Atelier/débat : recompositions, dissolutions, incertitudes, retour sur deux élections qui bouleversent l’avenir de l’Europe

L’atelier du jeudi 11 juillet dernier à la maison de l’Industrie rassemblait 25 participants qui se sont tous exprimés, à l’exception de 2 d’entre eux. L‘objectif était avant tout de se connaître entre adhérents et sympathisants (au nombre de 4) et de s’écouter mutuellement sur les résultats des élections qui venaient d’avoir lieu pour le Parlement Européen (PE) et pour l’Assemblée Nationale française (AN).

Je suis intervenu successivement sur les élections européennes puis les élections françaises pour lancer les deux débats. Michael Milano, Responsable de la Commission Politique des JE-Paris, a rappelé les règles de l’échange oral et les a fait respecter pendant les deux heures de la réunion.

Marceau Perret, Secrétaire général adjoint des JE-Paris, a fidèlement pris note des interventions individuelles dont la synthèse qui suit ne saurait remplacer la participation physique. En effet, cet atelier nous laisse un très bon souvenir et devra être renouvelé sur d’autres thèmes européens.

Les élections européennes ont suscité une nette inquiétude parmi les pro-européens car le Rassemblement National (RN) est devenu la première délégation au PE. Les députés d’extrême-droite, par définition eurosceptiques, constituent désormais 26% du total des députés européens. Il ne devrait pas y avoir de risque de blocage du PE mais l’extrême-droite détient maintenant un réel pouvoir de nuisance. De plus, l’extrême-droite est nationaliste par nature et donc introduit des divisions entre pays membres : ainsi,  le RN et La France Insoumise (LFI) inquiètent l’Allemagne, car ces partis sont perçus comme anti-Allemands.

La montée de l’extrême-droite s’observe ailleurs qu’en France et qu’en Europe: selon un Rapport de 2020 cité par un adhérent, un tiers de la population mondiale souhaiterait un état martial en raison de l’insécurité, du terrorisme, de la montée de l’inflation et de la xénophobie.

Pour la France, le résultat des élections européennes est un choc : l’anti-européanisme en France a rassemblé presque12 millions de votes si l’on ajoute les votes de l’extrême-droite (9,1 millions) et à ceux de LFI (2,5 millions), sur seulement 25 millions de votants.

Selon un adhérent, cette montée de l’extrême droite et des extrêmes en général provient d’une souffrance, d’une peur de l’avenir, que nous devons percevoir et gérer, elle provient du sentiment d’un déclassement, principalement économique. Les extrêmes exploitent ce sentiment : il faut que nos gouvernements répondent sans attendre à cette inquiétude pour que les extrêmes n’en profitent pas. 
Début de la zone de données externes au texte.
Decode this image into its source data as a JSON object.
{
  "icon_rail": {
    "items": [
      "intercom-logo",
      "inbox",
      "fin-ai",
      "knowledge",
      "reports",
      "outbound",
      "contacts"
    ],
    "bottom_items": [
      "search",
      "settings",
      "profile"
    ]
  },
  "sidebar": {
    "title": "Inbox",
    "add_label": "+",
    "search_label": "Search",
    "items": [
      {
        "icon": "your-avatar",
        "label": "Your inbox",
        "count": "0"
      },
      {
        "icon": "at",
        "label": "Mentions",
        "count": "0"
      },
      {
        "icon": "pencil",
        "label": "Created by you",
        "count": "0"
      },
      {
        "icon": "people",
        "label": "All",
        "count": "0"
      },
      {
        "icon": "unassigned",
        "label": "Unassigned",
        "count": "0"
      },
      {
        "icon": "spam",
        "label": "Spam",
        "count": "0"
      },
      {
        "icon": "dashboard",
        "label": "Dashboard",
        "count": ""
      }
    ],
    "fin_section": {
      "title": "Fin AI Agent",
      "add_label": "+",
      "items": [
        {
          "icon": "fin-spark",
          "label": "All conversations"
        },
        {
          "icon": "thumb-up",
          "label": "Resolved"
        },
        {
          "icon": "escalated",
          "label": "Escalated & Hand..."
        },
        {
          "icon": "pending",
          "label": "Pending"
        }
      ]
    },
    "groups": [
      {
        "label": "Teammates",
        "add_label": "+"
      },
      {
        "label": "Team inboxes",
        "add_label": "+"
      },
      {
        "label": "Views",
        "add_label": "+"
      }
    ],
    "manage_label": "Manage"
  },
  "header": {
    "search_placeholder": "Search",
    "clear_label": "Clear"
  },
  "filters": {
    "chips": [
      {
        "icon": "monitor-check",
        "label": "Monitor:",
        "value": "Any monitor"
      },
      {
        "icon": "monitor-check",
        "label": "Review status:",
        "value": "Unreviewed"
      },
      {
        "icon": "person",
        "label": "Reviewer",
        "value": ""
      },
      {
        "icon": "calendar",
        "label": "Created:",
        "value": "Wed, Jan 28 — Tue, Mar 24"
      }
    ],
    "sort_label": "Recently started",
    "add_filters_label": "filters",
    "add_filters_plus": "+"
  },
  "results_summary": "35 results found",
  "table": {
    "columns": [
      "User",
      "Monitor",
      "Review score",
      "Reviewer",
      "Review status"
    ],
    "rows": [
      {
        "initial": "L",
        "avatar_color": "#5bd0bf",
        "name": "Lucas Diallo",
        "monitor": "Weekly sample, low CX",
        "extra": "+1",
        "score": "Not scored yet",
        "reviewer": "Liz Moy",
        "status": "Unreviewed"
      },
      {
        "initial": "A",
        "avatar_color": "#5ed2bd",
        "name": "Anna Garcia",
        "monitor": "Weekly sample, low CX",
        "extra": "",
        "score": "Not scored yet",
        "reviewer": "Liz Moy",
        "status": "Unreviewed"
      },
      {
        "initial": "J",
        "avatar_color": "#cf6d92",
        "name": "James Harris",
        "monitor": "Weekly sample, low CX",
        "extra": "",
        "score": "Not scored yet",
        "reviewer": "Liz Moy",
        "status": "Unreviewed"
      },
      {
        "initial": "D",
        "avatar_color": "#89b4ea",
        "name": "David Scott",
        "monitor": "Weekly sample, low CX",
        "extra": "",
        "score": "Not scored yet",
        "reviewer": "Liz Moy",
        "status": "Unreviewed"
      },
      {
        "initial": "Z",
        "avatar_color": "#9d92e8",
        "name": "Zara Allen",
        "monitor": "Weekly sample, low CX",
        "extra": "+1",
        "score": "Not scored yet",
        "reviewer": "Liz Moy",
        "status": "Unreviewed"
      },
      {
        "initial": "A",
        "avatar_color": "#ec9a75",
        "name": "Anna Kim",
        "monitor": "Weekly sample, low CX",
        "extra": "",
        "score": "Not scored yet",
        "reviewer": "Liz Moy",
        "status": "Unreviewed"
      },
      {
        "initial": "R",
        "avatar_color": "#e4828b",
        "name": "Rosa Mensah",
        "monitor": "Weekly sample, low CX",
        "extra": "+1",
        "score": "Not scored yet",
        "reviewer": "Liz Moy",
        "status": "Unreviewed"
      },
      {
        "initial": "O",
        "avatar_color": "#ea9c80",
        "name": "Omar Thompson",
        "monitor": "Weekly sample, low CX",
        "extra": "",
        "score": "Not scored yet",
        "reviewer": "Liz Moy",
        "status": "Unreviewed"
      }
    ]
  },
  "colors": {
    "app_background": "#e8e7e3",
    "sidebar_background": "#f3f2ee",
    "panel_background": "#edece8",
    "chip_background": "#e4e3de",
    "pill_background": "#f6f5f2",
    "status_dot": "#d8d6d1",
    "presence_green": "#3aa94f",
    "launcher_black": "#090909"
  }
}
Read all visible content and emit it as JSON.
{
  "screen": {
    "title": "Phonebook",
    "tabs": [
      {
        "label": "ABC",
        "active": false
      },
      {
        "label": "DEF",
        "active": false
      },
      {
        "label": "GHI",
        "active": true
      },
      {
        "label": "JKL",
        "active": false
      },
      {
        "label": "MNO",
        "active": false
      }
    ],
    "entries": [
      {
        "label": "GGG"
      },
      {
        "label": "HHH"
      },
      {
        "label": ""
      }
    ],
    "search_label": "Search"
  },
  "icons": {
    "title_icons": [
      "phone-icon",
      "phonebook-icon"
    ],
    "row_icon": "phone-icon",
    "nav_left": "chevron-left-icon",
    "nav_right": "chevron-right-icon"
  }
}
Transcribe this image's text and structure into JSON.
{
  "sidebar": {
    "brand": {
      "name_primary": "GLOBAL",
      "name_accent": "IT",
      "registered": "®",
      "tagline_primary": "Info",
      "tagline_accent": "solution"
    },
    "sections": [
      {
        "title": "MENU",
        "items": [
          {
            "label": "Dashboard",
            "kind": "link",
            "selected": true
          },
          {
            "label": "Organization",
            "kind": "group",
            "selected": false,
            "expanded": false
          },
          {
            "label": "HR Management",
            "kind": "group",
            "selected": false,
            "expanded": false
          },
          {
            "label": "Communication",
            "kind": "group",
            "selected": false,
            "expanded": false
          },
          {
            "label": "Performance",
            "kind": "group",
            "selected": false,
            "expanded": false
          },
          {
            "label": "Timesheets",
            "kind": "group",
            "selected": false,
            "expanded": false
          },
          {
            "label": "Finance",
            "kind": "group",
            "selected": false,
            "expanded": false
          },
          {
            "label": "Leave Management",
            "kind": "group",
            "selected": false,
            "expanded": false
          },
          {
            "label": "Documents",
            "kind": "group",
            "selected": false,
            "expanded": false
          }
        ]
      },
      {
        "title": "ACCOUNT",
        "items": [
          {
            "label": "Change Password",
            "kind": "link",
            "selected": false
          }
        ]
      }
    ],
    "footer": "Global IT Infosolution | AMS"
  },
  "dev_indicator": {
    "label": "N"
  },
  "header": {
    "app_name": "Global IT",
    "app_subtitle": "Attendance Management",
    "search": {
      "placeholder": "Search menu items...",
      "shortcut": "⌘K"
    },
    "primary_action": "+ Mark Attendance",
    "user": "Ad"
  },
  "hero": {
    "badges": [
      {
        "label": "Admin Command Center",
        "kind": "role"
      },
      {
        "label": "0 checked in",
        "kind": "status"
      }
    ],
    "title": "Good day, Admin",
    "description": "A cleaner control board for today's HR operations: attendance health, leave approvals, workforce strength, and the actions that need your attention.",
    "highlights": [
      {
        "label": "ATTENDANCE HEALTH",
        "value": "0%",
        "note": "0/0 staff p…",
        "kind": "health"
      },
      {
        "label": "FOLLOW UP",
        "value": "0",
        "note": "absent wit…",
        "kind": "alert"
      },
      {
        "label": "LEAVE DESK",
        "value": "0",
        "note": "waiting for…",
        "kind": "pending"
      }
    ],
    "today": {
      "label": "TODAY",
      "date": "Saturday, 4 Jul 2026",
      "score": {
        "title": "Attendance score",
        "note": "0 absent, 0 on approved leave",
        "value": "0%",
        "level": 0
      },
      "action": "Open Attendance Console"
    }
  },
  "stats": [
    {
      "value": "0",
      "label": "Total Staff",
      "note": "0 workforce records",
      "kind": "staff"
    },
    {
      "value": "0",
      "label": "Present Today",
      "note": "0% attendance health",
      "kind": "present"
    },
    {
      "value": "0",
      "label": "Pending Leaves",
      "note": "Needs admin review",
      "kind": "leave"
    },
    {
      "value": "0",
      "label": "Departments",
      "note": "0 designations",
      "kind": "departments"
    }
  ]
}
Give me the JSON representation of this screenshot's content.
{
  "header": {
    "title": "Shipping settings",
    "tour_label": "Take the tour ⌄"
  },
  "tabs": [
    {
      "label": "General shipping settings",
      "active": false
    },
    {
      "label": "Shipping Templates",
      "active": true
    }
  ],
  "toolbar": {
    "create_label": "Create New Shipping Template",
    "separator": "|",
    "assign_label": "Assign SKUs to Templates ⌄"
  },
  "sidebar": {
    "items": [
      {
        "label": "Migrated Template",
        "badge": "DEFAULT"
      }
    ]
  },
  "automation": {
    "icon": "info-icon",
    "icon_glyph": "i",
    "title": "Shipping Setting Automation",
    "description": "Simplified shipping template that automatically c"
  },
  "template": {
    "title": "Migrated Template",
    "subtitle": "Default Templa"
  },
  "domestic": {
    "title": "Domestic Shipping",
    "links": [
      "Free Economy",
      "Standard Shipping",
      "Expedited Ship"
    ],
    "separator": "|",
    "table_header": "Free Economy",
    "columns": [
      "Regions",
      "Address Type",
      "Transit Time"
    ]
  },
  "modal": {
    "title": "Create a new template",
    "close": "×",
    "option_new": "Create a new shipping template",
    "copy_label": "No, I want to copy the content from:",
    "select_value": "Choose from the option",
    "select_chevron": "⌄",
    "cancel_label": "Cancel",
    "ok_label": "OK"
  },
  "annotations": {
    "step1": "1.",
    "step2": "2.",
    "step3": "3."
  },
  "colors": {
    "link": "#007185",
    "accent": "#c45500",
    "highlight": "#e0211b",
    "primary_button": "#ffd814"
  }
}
L’importance du résultat de l’extrême-droite s’explique aussi par la faible participation aux élections européennes, notamment en France. Par ailleurs, le mode d’élection actuel par liste nationale favoriserait les nationalistes.

Toutefois, des évolutions favorables à l’unification européenne sont observées à travers les dernières élections:

– les chefs de file des listes des candidats s’affirment davantage, donnant vie à leur programme et à leur équipe, ce qui structure mieux l’offre politique ;

– une réelle volonté de dialoguer existe au PE pour éviter le blocage ;

– des résultats défavorables à l’extrême-droite ont conforté des scrutins nationaux récents encourageants, comme en Pologne, pour ceux qui luttent contre les régimes autoritaires ;

– par ailleurs, l’extrême-droite est actuellement entravée par son émiettement entre trois groupes distincts au PE et l’absence de projet commun, ce qui limite sa capacité à influencer la politique européenne. Même à l’intérieur d’un groupe comme Patriotes pour l’Europe, on a du mal à comprendre les points communs entre le Fidesz de Victor Orban et le RN qui cherche pourtant à se dé-diaboliser.

– de façon générale, la présence médiatique est beaucoup plus forte maintenant au niveau européen, ce qui est un point positif.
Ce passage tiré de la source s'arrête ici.